For many, this simple math tells their country’s story, a kabbala of its miseries and triumphs. The Chavista leadership of the late 2010s prayed the accelerating emigration would tilt the simple formula, or at least its trendline, in their favor. If enough people left the country, there would be fewer mouths to feed and able bodies to revolt, even on declining oil revenue. No one imagined, much less understood, the extent to which millions and millions of Venezuelans walking away from their country would answer the wildest wishes of those in power.

And yet, the long history of social and geographical conflict means that even a positive balance between oil production, international prices, and population cannot always guarantee peace.

The revolt leading to the coup d’état against General Pérez Jiménez in 1958, and Commander Chávez’s attempted coup in 1992, both took place when the global price of oil, and production capabilities, had not suffered significant downward pressures. Chavez’s coup came weeks after the end of 1991 when the economy had clocked the world’s fastest growth at 9.73%.

The dynamics behind the 1958 coup are illuminating. Three decades after Barroso II, the country was experiencing massive urban migration of the rural poor to the cities and unprecedented European and South American immigration. A new professional middle class and rising prosperity in many regional capitals had contributed much complexity to the country’s politics. General Pérez Jiménez never understood that the way he was brokering the oil wealth was out of step with a fast-changing Venezuela. The emerging actors demanded a new accommodation. By January 1958, a broad coalition overthrew the last general to rule the country in the 20th century.

Eleven months later, Acción Democrática’s Rómulo Betancourt set out to build a novel liberal state designed to broaden the oil treasure’s distribution. The new democracy would ensure the old rural poor, in the countryside or the big cities, received a much higher share of the bounty. The far from perfect but more independent unions, courtrooms, congressional chambers, political parties, and professional and trade associations allowed for a deeper and broader distribution of resources across constituencies throughout the country. Betancourt was determined to erase old ethnic and racial fractures but also paid attention to the growing expectations of more assertive regions, a nascent immigrant commercial class, and new industrial and financial interests. A more sophisticated accommodation to manage the oil bounty made sense for a country that had become too complex for the iron hand of a highland general and the machinations and prejudices of his conservative cronies.

While the construction of Betancourt’s gigantic new state would be very visible, a key component underpinning the country’s society since the 1930s would remain unmentioned: the currency’s value.

The bolivar’s high value relative to the dollar had been a political and cultural demand of economic elites and the nascent middle class as far back as the late 1920s. As oil revenues increased in the aftermath of President Franklin Roosevelt’s 1934 dollar devaluation, the bolivar emerged as one of the strongest currencies in the world. The country’s unique history and the realities of an oil economy developed on the back of a poor and virtually empty geography had turned the overvalued currency into a true religion.

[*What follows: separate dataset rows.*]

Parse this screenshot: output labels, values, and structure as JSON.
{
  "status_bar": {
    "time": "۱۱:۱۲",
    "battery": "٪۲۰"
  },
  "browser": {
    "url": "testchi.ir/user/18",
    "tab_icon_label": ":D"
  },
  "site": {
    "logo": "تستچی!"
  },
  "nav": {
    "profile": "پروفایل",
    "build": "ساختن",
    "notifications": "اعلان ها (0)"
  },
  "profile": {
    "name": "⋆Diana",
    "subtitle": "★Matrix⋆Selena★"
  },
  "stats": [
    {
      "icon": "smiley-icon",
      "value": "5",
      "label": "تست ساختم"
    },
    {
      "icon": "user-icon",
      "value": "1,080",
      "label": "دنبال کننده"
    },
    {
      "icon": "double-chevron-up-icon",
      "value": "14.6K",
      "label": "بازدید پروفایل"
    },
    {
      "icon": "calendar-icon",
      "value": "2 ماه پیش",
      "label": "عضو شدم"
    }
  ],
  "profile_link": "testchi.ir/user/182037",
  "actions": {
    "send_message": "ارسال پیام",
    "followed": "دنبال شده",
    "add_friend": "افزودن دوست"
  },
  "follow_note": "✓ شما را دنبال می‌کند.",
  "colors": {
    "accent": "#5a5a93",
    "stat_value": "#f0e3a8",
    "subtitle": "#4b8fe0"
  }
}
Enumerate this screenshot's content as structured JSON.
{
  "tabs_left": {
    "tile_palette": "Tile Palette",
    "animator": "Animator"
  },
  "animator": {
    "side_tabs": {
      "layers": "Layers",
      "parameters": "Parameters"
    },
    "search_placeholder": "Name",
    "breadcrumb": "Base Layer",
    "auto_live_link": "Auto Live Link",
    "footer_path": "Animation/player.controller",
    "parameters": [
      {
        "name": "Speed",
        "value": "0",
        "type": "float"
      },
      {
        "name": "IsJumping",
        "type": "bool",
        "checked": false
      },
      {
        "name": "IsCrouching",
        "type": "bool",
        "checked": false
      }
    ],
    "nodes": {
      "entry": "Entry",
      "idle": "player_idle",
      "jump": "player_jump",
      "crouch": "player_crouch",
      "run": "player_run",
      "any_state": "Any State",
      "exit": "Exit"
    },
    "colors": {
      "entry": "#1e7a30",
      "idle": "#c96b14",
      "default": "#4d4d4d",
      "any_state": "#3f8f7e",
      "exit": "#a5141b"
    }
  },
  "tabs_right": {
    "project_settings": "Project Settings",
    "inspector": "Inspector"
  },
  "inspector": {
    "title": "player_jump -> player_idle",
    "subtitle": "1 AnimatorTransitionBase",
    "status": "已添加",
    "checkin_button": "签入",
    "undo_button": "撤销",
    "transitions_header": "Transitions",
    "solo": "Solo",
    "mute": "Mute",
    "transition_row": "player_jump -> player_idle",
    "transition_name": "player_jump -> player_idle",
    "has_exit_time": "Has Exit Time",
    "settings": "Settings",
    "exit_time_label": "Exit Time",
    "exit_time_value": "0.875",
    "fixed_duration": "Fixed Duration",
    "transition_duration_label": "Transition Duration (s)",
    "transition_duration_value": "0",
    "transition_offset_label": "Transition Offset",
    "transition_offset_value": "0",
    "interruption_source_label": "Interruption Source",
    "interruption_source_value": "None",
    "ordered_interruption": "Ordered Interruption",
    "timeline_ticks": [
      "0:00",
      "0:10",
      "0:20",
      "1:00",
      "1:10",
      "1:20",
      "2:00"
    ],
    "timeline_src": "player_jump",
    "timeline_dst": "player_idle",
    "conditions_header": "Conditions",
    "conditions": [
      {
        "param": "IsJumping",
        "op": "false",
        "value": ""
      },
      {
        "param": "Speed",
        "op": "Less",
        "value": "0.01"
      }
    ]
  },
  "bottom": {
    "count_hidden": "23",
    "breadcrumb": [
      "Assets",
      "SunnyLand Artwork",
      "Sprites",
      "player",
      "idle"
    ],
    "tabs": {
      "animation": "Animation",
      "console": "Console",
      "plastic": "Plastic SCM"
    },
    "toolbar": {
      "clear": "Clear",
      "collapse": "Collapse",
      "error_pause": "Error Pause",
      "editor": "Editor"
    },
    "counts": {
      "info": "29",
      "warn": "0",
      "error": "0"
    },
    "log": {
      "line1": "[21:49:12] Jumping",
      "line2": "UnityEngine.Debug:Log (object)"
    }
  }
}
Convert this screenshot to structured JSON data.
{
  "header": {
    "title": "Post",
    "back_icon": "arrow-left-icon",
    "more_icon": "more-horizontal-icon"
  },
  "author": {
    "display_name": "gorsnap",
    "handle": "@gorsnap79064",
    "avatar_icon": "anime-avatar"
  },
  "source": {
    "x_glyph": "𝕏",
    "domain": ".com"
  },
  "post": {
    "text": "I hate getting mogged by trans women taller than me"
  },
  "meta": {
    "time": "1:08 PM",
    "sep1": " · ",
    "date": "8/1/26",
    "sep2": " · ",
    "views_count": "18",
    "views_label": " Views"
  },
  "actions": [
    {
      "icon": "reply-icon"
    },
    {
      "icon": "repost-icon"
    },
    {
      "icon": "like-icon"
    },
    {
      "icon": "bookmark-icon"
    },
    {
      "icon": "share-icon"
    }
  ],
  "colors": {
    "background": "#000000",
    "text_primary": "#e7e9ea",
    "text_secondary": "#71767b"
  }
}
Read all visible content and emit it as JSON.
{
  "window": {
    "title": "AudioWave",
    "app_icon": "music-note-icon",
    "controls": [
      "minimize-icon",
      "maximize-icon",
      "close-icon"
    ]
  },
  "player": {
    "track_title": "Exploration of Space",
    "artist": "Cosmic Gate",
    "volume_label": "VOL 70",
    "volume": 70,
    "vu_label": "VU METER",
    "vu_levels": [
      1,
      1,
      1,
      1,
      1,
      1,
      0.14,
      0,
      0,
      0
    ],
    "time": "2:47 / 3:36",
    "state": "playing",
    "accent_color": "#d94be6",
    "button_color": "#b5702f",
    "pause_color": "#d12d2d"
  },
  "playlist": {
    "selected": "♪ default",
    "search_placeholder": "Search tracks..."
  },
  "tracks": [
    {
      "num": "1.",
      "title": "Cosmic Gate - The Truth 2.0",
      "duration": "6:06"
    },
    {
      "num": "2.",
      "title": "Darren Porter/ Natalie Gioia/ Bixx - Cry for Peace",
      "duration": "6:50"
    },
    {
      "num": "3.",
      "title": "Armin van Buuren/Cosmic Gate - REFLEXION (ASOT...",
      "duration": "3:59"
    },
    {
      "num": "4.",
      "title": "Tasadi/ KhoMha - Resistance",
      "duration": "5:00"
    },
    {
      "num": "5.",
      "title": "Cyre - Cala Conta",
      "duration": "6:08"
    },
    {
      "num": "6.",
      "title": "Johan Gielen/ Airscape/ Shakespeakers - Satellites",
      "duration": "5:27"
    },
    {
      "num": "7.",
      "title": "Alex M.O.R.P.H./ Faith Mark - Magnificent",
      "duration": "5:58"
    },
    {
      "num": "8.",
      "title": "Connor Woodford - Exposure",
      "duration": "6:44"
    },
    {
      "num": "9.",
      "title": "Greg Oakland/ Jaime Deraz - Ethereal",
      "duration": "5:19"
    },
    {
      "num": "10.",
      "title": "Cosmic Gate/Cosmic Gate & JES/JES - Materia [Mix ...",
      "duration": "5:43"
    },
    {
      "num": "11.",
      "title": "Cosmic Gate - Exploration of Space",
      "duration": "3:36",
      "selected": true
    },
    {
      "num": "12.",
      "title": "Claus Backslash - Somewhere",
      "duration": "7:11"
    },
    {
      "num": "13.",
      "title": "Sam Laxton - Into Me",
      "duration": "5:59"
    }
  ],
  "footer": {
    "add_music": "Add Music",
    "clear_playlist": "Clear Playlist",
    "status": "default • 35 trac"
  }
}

The generals and their conservative allies, and later Betancourt along with his socialist and liberal supporters, both built societies on the foundation of a strong bolivar. Their very different answers to the social, ethnic, and racial fractures that had torn the country apart for four hundred years had a shared, if silent, premise in the long-running currency consensus.

However, as often happens to societies whose good (and bad) fortunes depend on a single commodity, oil and its ability to prop up the currency became a fixed reference in the nation’s identity and a conveniently forgotten factor in its destiny. The connections tying modern universities, great theater, sophisticated newspapers, vibrant public debate, and transformational strides in nutrition, health, and education to the price of oil and the overvalued bolivar were always fuzzy.